İslâm siyaset düşünürleri, âlimler ve fakihler, Hilâfet’i bütün bu farklılıklara dikkat çekecek şekilde titizlikle tanımlamışlardır: “Dünyanın dinle idare edilmesi hususunda Müslümanların genel başkanlığıdır.” Bakın; “dünyanın idaresi hususunda”. Bu idarenin dinle olması, onun mahiyetini belirleyen bir tanımlamadır. Ama bu tanımda, Hilâfet’i papalıktan ayıran husus; “dünyanın idaresi” vurgusudur. Yani halifelik, kamusal alanı/devleti idare etmek üzere var olan siyasi bir kurumdur; sembolik bir makam değil. Bildiğiniz kamu idaresi; savaş-barış kararları alan, ekonomiden eğitime, sağlıktan ziraata, iç politikadan dış politikaya kadar egemen olduğu topraklar üzerinde tüm ilişkileri düzenleyen bir devlet.
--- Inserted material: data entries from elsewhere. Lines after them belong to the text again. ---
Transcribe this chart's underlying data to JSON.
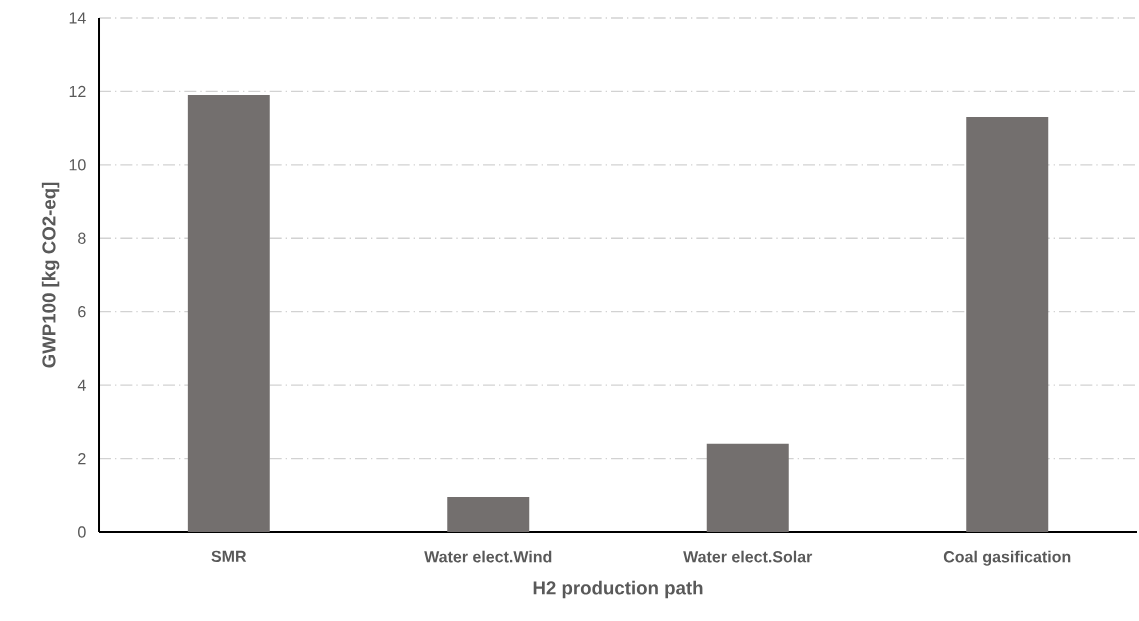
{
  "chart_data": {
    "type": "bar",
    "xlabel": "H2 production path",
    "ylabel": "GWP100 [kg CO2-eq]",
    "categories": [
      "SMR",
      "Water elect.Wind",
      "Water elect.Solar",
      "Coal gasification"
    ],
    "values": [
      11.9,
      0.95,
      2.4,
      11.3
    ],
    "color": "#736f6e",
    "ylim": [
      0,
      14
    ],
    "yticks": [
      0,
      2,
      4,
      6,
      8,
      10,
      12,
      14
    ],
    "grid": "y"
  }
}
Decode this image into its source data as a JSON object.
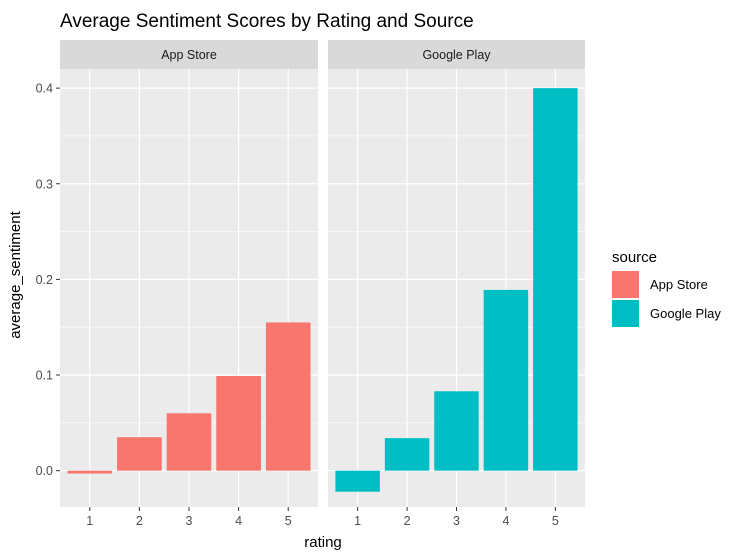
{
  "chart_data": {
    "type": "bar",
    "title": "Average Sentiment Scores by Rating and Source",
    "xlabel": "rating",
    "ylabel": "average_sentiment",
    "categories": [
      "1",
      "2",
      "3",
      "4",
      "5"
    ],
    "y_ticks": [
      "0.0",
      "0.1",
      "0.2",
      "0.3",
      "0.4"
    ],
    "ylim": [
      -0.038,
      0.42
    ],
    "grid": true,
    "legend": {
      "title": "source",
      "position": "right",
      "entries": [
        "App Store",
        "Google Play"
      ]
    },
    "series": [
      {
        "name": "App Store",
        "facet": "App Store",
        "color": "#F8766D",
        "values": [
          -0.003,
          0.035,
          0.06,
          0.099,
          0.155
        ]
      },
      {
        "name": "Google Play",
        "facet": "Google Play",
        "color": "#00BFC4",
        "values": [
          -0.022,
          0.034,
          0.083,
          0.189,
          0.4
        ]
      }
    ],
    "panel_background": "#EBEBEB",
    "strip_background": "#D9D9D9",
    "grid_color": "#FFFFFF"
  }
}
“Hayal” dendi olmadı, “sembolik” dendi tutmadı, bari “seküler” olsun!

Hilâfet’in yokluğunda dünyamız karardı. Yani ümmetimizin gerçek, hakiki anlamda dünyası karardı. Yani kararan sembolik bir yaşam alanı değil, dünyamız, lütfen dikkat ediniz. Ümmet semboller dünyasında yaşamıyor. Acıları, travmaları, aşağılanmaları, sömürülmesi, katledilmesi, nesillerinin yozlaştırılması, yuvalarının yıkılması, vs. bunların hepsi gerçekler dünyasında yaşadığı şeyler. Bu sebeple ümmet, dünyasının idaresi için hakiki anlamda Hilâfet’i istiyor. Dünyada bu boşluğu doldurabilecek başka bir siyasal sistem görünmüyor.

Özellikle Gazze’de yaşananlar, 57 ülkenin 1 halife etmediğini gösterdi. Hilâfet’in siyasi sahneden çekilmesinin ardından, bakiyesi topraklarda kurulan ulus-devlet olgusunun, ümmet iradesini kafesleyen devasa zindanlar olduğu anlaşıldı. En naçar gününde birbirine yardımının ulaşamadığı büyük bir zindan. Bu Vestfalya düzeni,[3] bu ulus devlet kafesi içinde Müslümanların canları, malları, namus ve kutsallarının güvenliği yok. Ekonomik olarak sömürülüyoruz, nesillerimiz kimliksizleştiriliyor, her yönden kötü yönetiliyoruz, bir de gizlenemez bir biçimde ciddi bir güvenlik sorunumuz olduğu açığa çıktı. Gazze’deki katliam, Aksa’nın avlusunda olsa, dahası Aksa yıkılsa, Kâbe hedef alınsa yine de bu ulus-devletler somut adım atmayacaklar, anlaşıldı. Bu sebeple İslâm ümmeti, bu siyasi iradeleri tutsak olan ulus-devletler dünyasında güvende kalamayacağını acı bir tecrübeyle bir kez daha anladı.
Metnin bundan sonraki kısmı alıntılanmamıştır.